Do you think there’s a way to repair it, or should I just erase it and start over with a fresh repo?

Lastly, one thing that strikes me is that restic doesn’t give much information in terms of “this is how bad it is” and “this is what you should do next”. It just says “fatal”, it should probably say “it’s beyond repair” when it is. Perhaps it’s possible to improve the error messaging, what do you think?

0 Likes

#2

I had a similar problem a couple of months ago. Check the thread to see if it can help you.

0 Likes

#3

Thanks @Dj0k3. Im going to try the find --tree command to see if they’re the same snapshot or a lot of different ones.

0 Likes

#4

Run restic rebuild-index ASAP.

If the index says that a specific tree/data blob is present in the repository, the client believes this and will not reupload it. Rebuilding the index removes the bad entries and then it is possible that future backup runs can heal some of the damage by restoring the missing tree/data blobs.

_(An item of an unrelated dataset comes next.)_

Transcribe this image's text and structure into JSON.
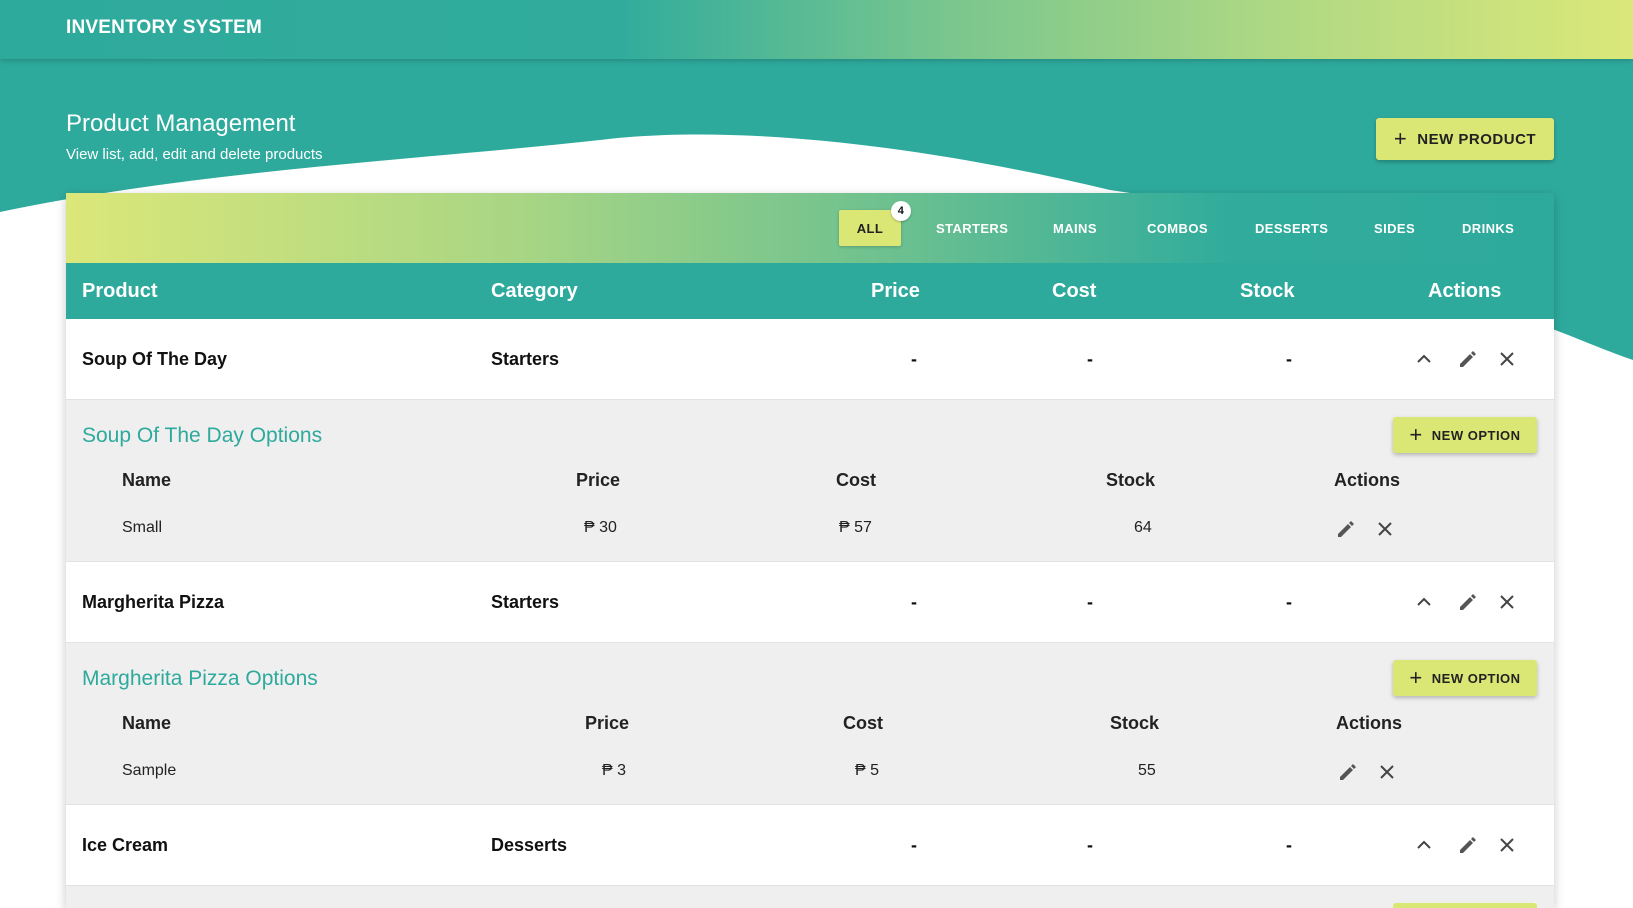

If you don’t do this, backup clients will continue to deduplicate the missing objects and this means that new backups can also be bad.

This is pretty much always at the root of every filesystem (where it’s mounted), is that where you looked? If you don’t have one, you should make one with mklost+found ASAP. Filesystem repair tools are not going to create a directory and allocate space for directory entries when the state of the filesystem is in question. mklost+found creates the directory and preallocates some space for file entries so that the recovery tools have a known-good place to put stuff.

This definitely looks like a filesystem/disk/RAID-level error and nothing to do with restic.

Note that the restic find --tree approach may fail with useless output because restic find bails when a tree can’t be loaded. I have a PR to fix this; if a tree can’t be loaded, the patch will tell you what snapshot it was looking on behalf of, and then proceed. This implies that you can forget that snapshot to fix the repository, as that will cause the missing object to cease to be referenced.

0 Likes

#5

Tiny contribution to the thread: as far as I know this folder does not exist by default on xfs (in contrast to ext2/ext3/ext4/), it is created on demand by xfs_repair: https://www.systutorials.com/docs/linux/man/8-xfs_repair/#lbAH

0 Likes